The stored value product proposed by MasterCard and Visa, however, is likely to involve transactions being routed to and processed by a centralised system (this approach is likely to be adopted in order to maintain the integrity and security of the payments system).

Regardless, a certain proportion of non-transactional data contained on the card will need to be replicated (or backed-up) by the card issuer on one or more systems, probably together with cardholder details. These systems would be accessed infrequently to, for example, allow re-issue where a card is lost or stolen. Thus, access to this data would need to be strictly controlled with the one or more systems ideally being physically and logically separate from transaction processing systems.

Another issue of concern to personal privacy would be the threat of tracking consumers through their transaction records. Although most consumers would be unlikely to use their debit or credit cards more than once a day on average, the addition of a stored value product could result in up to five transactions being captured daily. Although these are unlikely to occur in real-time (stored value transactions captured by terminals are likely to be forwarded to the processing system no more than once per day), detailed historical customer profiles could be developed over time.

Finally, as has been observed with the recent ''Fly Buys' launch, the capture of data for direct marketing and market research purposes is a key aspect of any loyalty product. While most organisations launching or participating in such loyalty schemes are increasingly unlikely to provide any such data to other organisations (for inevitably, it will fall into the hands of their competitors), they rarely have the systems or controls in place to defeat deliberate attempts to access data (unlike financial institutions).
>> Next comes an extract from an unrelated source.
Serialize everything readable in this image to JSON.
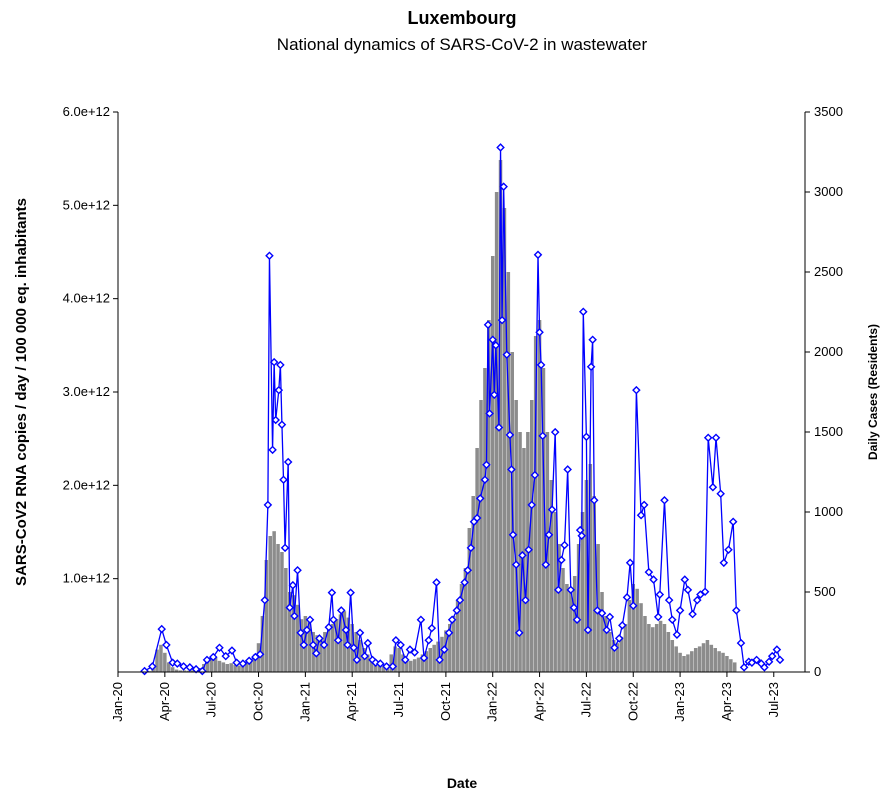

Thus, the privacy of customer personal and transactional data may be compromised by inadequate data security on the part of some participating organisations.

While several key issues pertaining to smart cards and personal privacy have been discussed at a high level in this article, there are many others that have not. In short, smart cards present both an opportunity to improve, and a threat to reduce, personal privacy. Thus, it is critical to incorporate during the design and development of smart card systems features and controls that will at least maintain, if not enhance, personal privacy.

Michael Walters, consultant with Electronic Trading Concepts, Sydney.